Rainey Reitman of EFF explains the impact of the amendment:
Currently, the NSA collects emails, browsing and chat history under Section 702 of the FISA Amendments Act, and searches this information without a warrant for the communications of Americans—a practice known as “backdoor searches.” The amendment would block the NSA from using any of its funding from this Defense Appropriations Bill to conduct such warrantless searches. In addition, the amendment would prohibit the NSA from using its budget to mandate or request that private companies and organizations add backdoors to the encryption standards that are meant to keep you safe on the web.
Mark Rumold, staff attorney for the Electronic Frontier Foundation, stated:
Tonight, the House of Representatives took an important first step in reining in the NSA. The House voted overwhelmingly to cut funding for two of the NSA’s invasive surveillance practices: the warrantless searching of Americans’ international communications, and the practice of requiring companies to install vulnerabilities in communications products or services. We applaud the House for taking this important first step, and we look forward to other elected officials standing up for our right to privacy.
Read more on EFF.
Earlier in the day, the House approved another amendment to the defense funding bill that would prohibit the NSA from engaging in any activities that undermine encryption standards developed by the National Institute for Standards and Technology (NIST). Grant Gross has more on both amendments’ passage on Computerworld.

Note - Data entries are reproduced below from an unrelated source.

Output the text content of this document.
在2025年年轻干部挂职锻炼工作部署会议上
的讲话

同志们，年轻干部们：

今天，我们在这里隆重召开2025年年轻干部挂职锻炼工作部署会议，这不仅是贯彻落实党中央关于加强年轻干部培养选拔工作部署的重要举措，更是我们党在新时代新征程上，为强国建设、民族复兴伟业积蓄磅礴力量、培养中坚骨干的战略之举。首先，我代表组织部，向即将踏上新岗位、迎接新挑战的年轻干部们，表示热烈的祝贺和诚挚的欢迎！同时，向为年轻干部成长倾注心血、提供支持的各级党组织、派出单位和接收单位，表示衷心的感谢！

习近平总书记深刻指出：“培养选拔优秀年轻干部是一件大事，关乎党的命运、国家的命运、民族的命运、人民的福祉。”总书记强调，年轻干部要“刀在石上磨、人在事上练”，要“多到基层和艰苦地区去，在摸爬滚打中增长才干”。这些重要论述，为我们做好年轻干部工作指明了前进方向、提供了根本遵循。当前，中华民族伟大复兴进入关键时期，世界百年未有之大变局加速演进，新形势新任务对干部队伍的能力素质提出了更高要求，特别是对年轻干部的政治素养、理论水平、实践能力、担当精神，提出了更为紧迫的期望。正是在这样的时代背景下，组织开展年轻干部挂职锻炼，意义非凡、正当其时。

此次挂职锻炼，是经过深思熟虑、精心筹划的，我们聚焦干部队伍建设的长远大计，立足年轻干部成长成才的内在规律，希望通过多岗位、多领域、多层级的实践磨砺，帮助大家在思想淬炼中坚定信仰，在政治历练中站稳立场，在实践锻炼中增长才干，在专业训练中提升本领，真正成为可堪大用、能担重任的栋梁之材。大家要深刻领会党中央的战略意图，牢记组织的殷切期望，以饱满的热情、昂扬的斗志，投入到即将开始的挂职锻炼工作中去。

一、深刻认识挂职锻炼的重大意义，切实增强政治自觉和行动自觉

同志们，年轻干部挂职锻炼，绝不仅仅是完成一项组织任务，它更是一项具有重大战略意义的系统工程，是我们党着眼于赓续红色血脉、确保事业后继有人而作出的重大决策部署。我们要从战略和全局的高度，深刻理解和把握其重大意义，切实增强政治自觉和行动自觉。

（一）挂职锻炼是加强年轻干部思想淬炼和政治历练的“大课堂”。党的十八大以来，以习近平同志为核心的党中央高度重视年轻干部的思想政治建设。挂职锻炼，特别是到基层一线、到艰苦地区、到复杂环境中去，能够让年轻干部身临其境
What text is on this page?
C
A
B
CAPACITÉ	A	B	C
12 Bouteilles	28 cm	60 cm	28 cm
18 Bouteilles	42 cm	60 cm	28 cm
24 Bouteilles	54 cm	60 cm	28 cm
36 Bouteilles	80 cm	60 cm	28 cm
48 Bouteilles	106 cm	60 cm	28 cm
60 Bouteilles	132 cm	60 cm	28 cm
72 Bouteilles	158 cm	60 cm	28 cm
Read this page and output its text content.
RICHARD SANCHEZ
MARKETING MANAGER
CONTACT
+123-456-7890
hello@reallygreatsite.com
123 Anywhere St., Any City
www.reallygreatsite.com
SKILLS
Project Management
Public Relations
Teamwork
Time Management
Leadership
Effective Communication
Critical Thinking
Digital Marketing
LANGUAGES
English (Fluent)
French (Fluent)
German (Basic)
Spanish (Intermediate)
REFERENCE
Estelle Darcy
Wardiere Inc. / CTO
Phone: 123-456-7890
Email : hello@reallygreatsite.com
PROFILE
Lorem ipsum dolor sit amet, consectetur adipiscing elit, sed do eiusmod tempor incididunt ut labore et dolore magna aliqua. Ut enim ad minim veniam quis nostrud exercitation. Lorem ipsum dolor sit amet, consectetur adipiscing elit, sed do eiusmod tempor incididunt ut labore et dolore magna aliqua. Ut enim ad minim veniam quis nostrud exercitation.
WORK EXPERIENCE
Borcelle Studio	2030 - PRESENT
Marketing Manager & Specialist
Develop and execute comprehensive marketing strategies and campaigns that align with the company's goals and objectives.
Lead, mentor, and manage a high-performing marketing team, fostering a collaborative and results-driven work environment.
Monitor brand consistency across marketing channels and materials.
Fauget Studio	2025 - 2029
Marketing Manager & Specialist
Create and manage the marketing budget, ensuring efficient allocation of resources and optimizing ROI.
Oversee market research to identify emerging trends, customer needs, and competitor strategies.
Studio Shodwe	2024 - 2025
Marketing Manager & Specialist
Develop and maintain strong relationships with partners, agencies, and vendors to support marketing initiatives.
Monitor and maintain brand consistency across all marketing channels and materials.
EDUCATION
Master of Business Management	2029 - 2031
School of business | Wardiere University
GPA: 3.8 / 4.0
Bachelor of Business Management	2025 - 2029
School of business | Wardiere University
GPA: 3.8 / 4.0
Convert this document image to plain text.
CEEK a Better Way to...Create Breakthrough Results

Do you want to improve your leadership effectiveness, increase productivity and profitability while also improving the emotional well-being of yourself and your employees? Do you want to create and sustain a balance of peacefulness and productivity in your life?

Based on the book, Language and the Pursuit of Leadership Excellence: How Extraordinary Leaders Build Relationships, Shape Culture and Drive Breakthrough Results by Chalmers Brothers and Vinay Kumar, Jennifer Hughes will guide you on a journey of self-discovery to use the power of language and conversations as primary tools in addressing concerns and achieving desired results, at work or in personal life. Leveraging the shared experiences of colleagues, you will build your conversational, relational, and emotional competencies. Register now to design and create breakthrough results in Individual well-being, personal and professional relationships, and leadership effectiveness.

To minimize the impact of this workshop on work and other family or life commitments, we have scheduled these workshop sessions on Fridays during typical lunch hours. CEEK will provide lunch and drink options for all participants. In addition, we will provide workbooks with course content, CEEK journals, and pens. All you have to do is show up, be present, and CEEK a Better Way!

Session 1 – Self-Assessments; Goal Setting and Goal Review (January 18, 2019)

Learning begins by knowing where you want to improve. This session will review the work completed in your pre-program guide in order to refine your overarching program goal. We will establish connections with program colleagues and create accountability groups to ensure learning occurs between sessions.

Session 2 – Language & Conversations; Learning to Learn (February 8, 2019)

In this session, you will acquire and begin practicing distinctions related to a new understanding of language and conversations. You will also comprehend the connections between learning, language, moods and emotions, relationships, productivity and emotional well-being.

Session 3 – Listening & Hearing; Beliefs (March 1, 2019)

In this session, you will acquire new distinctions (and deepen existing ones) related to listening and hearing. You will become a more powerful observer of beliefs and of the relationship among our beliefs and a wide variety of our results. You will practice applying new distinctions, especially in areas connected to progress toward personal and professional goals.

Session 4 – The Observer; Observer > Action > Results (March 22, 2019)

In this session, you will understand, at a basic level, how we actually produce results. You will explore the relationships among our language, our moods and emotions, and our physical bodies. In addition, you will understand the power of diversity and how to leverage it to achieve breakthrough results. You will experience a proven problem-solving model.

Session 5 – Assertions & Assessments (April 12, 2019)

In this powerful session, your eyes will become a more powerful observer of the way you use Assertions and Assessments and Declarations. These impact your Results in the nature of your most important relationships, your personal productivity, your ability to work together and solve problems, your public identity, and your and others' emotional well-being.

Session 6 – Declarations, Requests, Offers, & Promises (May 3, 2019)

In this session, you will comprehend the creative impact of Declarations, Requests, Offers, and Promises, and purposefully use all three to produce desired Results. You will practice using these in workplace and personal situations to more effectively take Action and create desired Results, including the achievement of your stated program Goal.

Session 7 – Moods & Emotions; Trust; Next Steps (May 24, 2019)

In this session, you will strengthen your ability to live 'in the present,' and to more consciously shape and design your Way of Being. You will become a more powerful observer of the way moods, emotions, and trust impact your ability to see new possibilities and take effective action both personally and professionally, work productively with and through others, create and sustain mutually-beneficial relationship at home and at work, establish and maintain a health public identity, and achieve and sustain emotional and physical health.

While we will have to see what happens to the defense funding bill in the Senate, it seems that yesterday was a Good Day for privacy advocates and civil libertarians. Not a Great Day, perhaps, but certainly a Good Day.
But what about our overseas colleagues, family, and friends who are being surveilled by the NSA either directly or indirectly, and with or without the help of other countries? When will they have a Good Day, too?